R-CALF USA seeks to halt merger between Iowa Premium by National Beef Packing Co.

R-CALF USA sent a formal request to U.S. Attorney General William P. Barr urging him to block the proposed acquisition of Iowa beef packer Iowa Premium by National Beef Packing Co., which is now majority owned by Brazil-based Marfrig Global Foods.

In its nine-page letter, R-CALF USA wrote that National Beef’s acquisition of Iowa Premium will substantially reduce competition for fed cattle regionally as well as nationally, thus harming independent U.S. cattle producers, and will also likely substantially reduce competition for boxed beef, which will harm American consumers.

The letter points out that National Beef is a member of the “Big 4,” which the group identifies as controlling 85% of the nation’s fed cattle market. National Beef slaughters 12,000 fed cattle per day, and Iowa Premium slaughters 1,100 fed cattle per day, making Iowa Premium the nation’s 20th-largest beef packer.

The group argues that allowing National Beef to roll Iowa Premium into the Big 4 will accelerate the already shrinking price discovering cash market, will accelerate the decline of smaller to mid-sized beef packing plants and will allow the Brazilian beef packing cartel to weaken the U.S. cattle industry.

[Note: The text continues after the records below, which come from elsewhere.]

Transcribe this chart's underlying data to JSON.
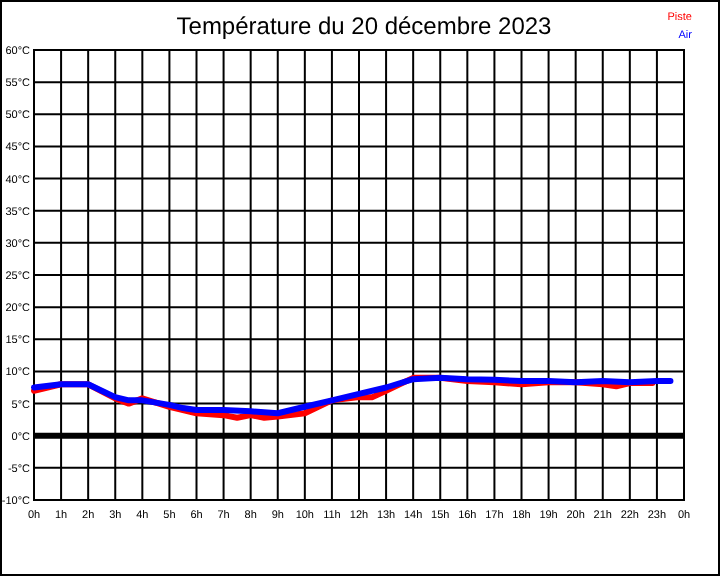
{
  "chart_data": {
    "type": "line",
    "title": "Température du 20 décembre 2023",
    "xlim": [
      "2023-12-20T00:00",
      "2023-12-21T00:00"
    ],
    "xticks": [
      {
        "value": "2023-12-20T00:00",
        "label": "0h"
      },
      {
        "value": "2023-12-20T01:00",
        "label": "1h"
      },
      {
        "value": "2023-12-20T02:00",
        "label": "2h"
      },
      {
        "value": "2023-12-20T03:00",
        "label": "3h"
      },
      {
        "value": "2023-12-20T04:00",
        "label": "4h"
      },
      {
        "value": "2023-12-20T05:00",
        "label": "5h"
      },
      {
        "value": "2023-12-20T06:00",
        "label": "6h"
      },
      {
        "value": "2023-12-20T07:00",
        "label": "7h"
      },
      {
        "value": "2023-12-20T08:00",
        "label": "8h"
      },
      {
        "value": "2023-12-20T09:00",
        "label": "9h"
      },
      {
        "value": "2023-12-20T10:00",
        "label": "10h"
      },
      {
        "value": "2023-12-20T11:00",
        "label": "11h"
      },
      {
        "value": "2023-12-20T12:00",
        "label": "12h"
      },
      {
        "value": "2023-12-20T13:00",
        "label": "13h"
      },
      {
        "value": "2023-12-20T14:00",
        "label": "14h"
      },
      {
        "value": "2023-12-20T15:00",
        "label": "15h"
      },
      {
        "value": "2023-12-20T16:00",
        "label": "16h"
      },
      {
        "value": "2023-12-20T17:00",
        "label": "17h"
      },
      {
        "value": "2023-12-20T18:00",
        "label": "18h"
      },
      {
        "value": "2023-12-20T19:00",
        "label": "19h"
      },
      {
        "value": "2023-12-20T20:00",
        "label": "20h"
      },
      {
        "value": "2023-12-20T21:00",
        "label": "21h"
      },
      {
        "value": "2023-12-20T22:00",
        "label": "22h"
      },
      {
        "value": "2023-12-20T23:00",
        "label": "23h"
      },
      {
        "value": "2023-12-21T00:00",
        "label": "0h"
      }
    ],
    "ylim": [
      -10,
      60
    ],
    "yticks": [
      {
        "value": -10,
        "label": "-10°C"
      },
      {
        "value": -5,
        "label": "-5°C"
      },
      {
        "value": 0,
        "label": "0°C"
      },
      {
        "value": 5,
        "label": "5°C"
      },
      {
        "value": 10,
        "label": "10°C"
      },
      {
        "value": 15,
        "label": "15°C"
      },
      {
        "value": 20,
        "label": "20°C"
      },
      {
        "value": 25,
        "label": "25°C"
      },
      {
        "value": 30,
        "label": "30°C"
      },
      {
        "value": 35,
        "label": "35°C"
      },
      {
        "value": 40,
        "label": "40°C"
      },
      {
        "value": 45,
        "label": "45°C"
      },
      {
        "value": 50,
        "label": "50°C"
      },
      {
        "value": 55,
        "label": "55°C"
      },
      {
        "value": 60,
        "label": "60°C"
      }
    ],
    "grid": true,
    "legend": "top right",
    "line_style": "solid",
    "ref_lines": [
      {
        "axis": "y",
        "value": 0,
        "color": "#000000"
      }
    ],
    "series": [
      {
        "name": "Piste",
        "color": "#ff0000",
        "x": [
          "2023-12-20T00:00",
          "2023-12-20T01:00",
          "2023-12-20T02:00",
          "2023-12-20T03:00",
          "2023-12-20T03:30",
          "2023-12-20T04:00",
          "2023-12-20T05:00",
          "2023-12-20T06:00",
          "2023-12-20T07:00",
          "2023-12-20T07:30",
          "2023-12-20T08:00",
          "2023-12-20T08:30",
          "2023-12-20T09:00",
          "2023-12-20T10:00",
          "2023-12-20T10:30",
          "2023-12-20T11:00",
          "2023-12-20T12:00",
          "2023-12-20T12:30",
          "2023-12-20T13:00",
          "2023-12-20T14:00",
          "2023-12-20T15:00",
          "2023-12-20T16:00",
          "2023-12-20T17:00",
          "2023-12-20T18:00",
          "2023-12-20T19:00",
          "2023-12-20T20:00",
          "2023-12-20T21:00",
          "2023-12-20T21:30",
          "2023-12-20T22:00",
          "2023-12-20T22:50"
        ],
        "values": [
          7,
          8,
          8,
          5.8,
          5,
          5.8,
          4.5,
          3.5,
          3.2,
          2.8,
          3.2,
          2.8,
          3,
          3.5,
          4.5,
          5.5,
          6,
          6,
          7,
          9,
          9,
          8.5,
          8.3,
          8,
          8.3,
          8.3,
          8,
          7.7,
          8.2,
          8.2
        ]
      },
      {
        "name": "Air",
        "color": "#0000ff",
        "x": [
          "2023-12-20T00:00",
          "2023-12-20T01:00",
          "2023-12-20T02:00",
          "2023-12-20T02:30",
          "2023-12-20T03:00",
          "2023-12-20T03:30",
          "2023-12-20T04:00",
          "2023-12-20T05:00",
          "2023-12-20T05:30",
          "2023-12-20T06:00",
          "2023-12-20T07:00",
          "2023-12-20T08:00",
          "2023-12-20T09:00",
          "2023-12-20T10:00",
          "2023-12-20T11:00",
          "2023-12-20T12:00",
          "2023-12-20T13:00",
          "2023-12-20T14:00",
          "2023-12-20T15:00",
          "2023-12-20T16:00",
          "2023-12-20T17:00",
          "2023-12-20T18:00",
          "2023-12-20T19:00",
          "2023-12-20T20:00",
          "2023-12-20T21:00",
          "2023-12-20T22:00",
          "2023-12-20T23:00",
          "2023-12-20T23:30"
        ],
        "values": [
          7.5,
          8,
          8,
          7,
          6,
          5.5,
          5.5,
          4.8,
          4.3,
          4,
          4,
          3.8,
          3.5,
          4.5,
          5.5,
          6.5,
          7.5,
          8.8,
          9,
          8.8,
          8.7,
          8.5,
          8.5,
          8.3,
          8.5,
          8.3,
          8.5,
          8.5
        ]
      }
    ]
  }
}
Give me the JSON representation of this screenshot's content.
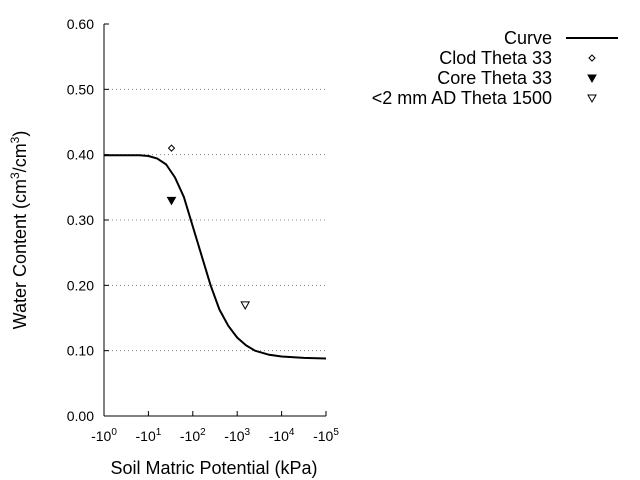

The letter states that the Iowa/Minnesota fed cattle procurement region “is the U.S. cattle industry’s last bastion of robust regional competition for fed cattle.” The Iowa/Minnesota fed cattle region is the only region in which more than 50% of fed cattle are still purchased in the competitive cash market.

R-CALF USA argues that this will likely change if the acquisition is allowed to occur because small to mid-sized beef packers like Iowa Premium operate differently from the Big 4. Among the differences the group cites are that smaller packers are not inclined to refuse to buy cattle on a live-weight basis by offering bids only on a carcass-weight basis, which then subjects cattle producers to shipping costs, and smaller packers are more inclined to “step out” of the narrow, one- to two-day, late-week trading window established by the Big 4 to offer more competitive bids earlier in the week.

According to the letter, National Beef’s new owner, Marfrig, had been cited for antitrust violations in Brazil and was implicated in the widespread Brazilian food safety scandal that caused the U.S. to close its border to fresh Brazilian beef in 2017.

“The U.S. Department of Justice should take decisive action to prevent Marfrig-owned National Beef from acquiring Iowa Premium on the grounds that Marfrig demonstrates an unrepentant propensity for: (1) exploiting cattle producers through anticompetitive buying practices; (2) exploiting consumers through the production and sales of unsafe beef; (3) violating basic food safety standards, and (4) engaging in cartel behavior with JBS," the group wrote.

In its conclusion, R-CALF USA urged the U.S. Department of Justice’s Antitrust Division to aggressively enforce U.S. antitrust laws to block the proposed acquisition of Iowa Premium by National Beef.